Badan Pemeriksa Keuangan (BPK) dalam audit tahun 2017 untuk Kota Bekasi juga sudah memberikan lampu merah untuk Kartu Sehat. BPK menyebut bahwa program Kartu Sehat tidak memiliki mekanisme pengendalian biaya. Sehingga, menurut BPK, program tersebut berpotensi mengakibatkan pembengkakan biaya yang bisa berdampak langsung pada keuangan daerah.

Pembengkakan biaya terjadi lantaran tidak ada kontrol yang ketat mengenai siapa saja yang berhak mendapatkan Kartu Sehat. Semua warga, baik kaya maupun miskin, dibebaskan menggunakan Kartu Sehat. Menjelang Pilkada 2018 terjadi lonjakan pembuat kartu, sehingga politikus maupun tim sukses calon wali kota pun bebas mengeluarkan Kartu Sehat—karena memang tidak ada ada badan khusus yang menangani ini.

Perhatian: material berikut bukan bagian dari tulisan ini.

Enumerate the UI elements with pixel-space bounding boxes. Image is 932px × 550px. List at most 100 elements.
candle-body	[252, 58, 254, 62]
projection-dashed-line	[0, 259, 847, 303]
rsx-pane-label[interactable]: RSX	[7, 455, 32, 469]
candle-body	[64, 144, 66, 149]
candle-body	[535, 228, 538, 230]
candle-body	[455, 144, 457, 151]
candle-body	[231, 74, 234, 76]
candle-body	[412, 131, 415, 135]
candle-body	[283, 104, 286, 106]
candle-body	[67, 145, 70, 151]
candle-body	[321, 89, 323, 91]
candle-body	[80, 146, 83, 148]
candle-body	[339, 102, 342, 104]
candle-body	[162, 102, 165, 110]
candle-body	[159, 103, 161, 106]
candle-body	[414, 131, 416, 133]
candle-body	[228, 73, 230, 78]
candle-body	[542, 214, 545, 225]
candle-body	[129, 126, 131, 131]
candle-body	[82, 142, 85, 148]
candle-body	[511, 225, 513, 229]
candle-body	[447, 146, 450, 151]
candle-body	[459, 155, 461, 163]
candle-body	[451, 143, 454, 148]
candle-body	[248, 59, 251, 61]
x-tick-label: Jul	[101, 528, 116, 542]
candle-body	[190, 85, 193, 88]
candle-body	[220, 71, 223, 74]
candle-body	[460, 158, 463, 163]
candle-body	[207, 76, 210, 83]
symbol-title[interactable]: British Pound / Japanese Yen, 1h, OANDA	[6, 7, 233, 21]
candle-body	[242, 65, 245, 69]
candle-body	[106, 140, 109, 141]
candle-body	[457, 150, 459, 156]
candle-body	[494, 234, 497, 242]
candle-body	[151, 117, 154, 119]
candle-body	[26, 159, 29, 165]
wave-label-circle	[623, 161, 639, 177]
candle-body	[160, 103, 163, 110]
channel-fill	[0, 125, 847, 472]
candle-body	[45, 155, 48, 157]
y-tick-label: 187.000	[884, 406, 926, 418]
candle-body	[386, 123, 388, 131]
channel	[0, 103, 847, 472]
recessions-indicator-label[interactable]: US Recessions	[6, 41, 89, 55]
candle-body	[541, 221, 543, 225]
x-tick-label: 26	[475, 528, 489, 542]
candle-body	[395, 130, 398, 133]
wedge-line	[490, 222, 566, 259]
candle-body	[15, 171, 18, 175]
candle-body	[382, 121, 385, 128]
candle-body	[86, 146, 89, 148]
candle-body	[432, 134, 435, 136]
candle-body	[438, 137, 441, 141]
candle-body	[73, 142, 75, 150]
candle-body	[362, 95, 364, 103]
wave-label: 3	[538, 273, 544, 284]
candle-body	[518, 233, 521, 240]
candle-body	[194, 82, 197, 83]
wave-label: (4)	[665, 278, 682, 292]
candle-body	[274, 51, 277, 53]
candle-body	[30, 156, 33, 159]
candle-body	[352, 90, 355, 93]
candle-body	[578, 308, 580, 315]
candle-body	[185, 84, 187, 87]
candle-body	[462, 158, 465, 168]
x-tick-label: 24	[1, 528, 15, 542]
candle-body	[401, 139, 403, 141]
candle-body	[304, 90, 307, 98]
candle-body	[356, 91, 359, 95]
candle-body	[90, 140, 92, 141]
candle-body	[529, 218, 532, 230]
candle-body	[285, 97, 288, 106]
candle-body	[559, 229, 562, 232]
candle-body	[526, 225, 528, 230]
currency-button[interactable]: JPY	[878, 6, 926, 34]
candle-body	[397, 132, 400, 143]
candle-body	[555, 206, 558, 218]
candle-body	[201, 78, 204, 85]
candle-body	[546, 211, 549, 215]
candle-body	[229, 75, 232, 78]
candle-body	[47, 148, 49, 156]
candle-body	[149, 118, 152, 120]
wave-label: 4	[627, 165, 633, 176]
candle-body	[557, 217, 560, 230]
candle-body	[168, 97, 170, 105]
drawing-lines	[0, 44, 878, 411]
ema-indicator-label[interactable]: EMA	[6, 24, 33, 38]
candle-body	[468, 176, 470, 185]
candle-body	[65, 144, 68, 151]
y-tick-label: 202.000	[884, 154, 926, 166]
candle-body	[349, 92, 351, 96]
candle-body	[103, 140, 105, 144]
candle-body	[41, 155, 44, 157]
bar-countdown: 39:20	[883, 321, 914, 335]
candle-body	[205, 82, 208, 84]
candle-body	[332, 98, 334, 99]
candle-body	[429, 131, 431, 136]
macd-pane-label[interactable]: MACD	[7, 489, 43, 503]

Belakangan, beredar kabar sejumlah rumah sakit swasta menolak pasien yang menggunakan Kartu Sehat lantaran ada tunggakan besar yang belum dibayar Pemkot Bekasi. Desas-desus tersebut konon membuat resah Rahmat Effendi, wali kota Bekasi periode lama yang kembali terpilih pada Pilkada 2018. Rahmat Effendi, meski belum dilantik, bahkan harus menggelar rapat khusus dengan para direktur rumah sakit swasta belum lama ini.

Sebuah daerah yang keuangannya terganggu hanya karena satu program jelas amat berbahaya. Akan terjadi efek domino yang sulit diprediksi sejauh mana dampaknya. Sebagai gambaran, dengan defisit sampai sekitar 30% lebih dari total belanja langsung Rp3,3 triliun, maka diprediksi banyak program pembangunan di tahun 2019 yang terhenti karena ketiadaan anggaran.

Potensi skandal

Program Kartu Sehat jika terus dipaksakan Pemkot Bekasi—dengan kondisi keuangan yang tekor—bisa berpotensi menjadi skandal di level nasional. Apalagi, Pemkot Bekasi jelas-jelas menentang program strategis nasional, dalam hal ini Jaminan Kesehatan Nasional yang dikelola BPJS Kesehatan.

Salah satu aturan yang ditabrak Pemkot Bekasi adalah Undang-undang Nomor 24 Tahun 2011 BPJS Kesehatan. Jika mengacu aturan tersebut, seharusnya Pemkot Bekasi mengambil langkah mengintegrasikan Kartu Sehat ke BPJS Kesehatan.

Apalagi Menteri Dalam Negeri Tjahjo Kumolo secara khusus mengeluarkan surat edaran nomor 440/3890/SJ yang ditujukan untuk seluruh kepala daerah di seluruh Indonesia. Dalam surat itu Mendagri memerintahkan agar semua daerah mendukung program strategis nasional dalam bidang kesehatan. Salah satunya dengan mengintegrasikan Jamkesda ke BPJS.

Sesuai amanat Undang-undang 23 Tahun 2014 tentang Pemerintahan Daerah, daerah wajib menjalankan program strategis nasional.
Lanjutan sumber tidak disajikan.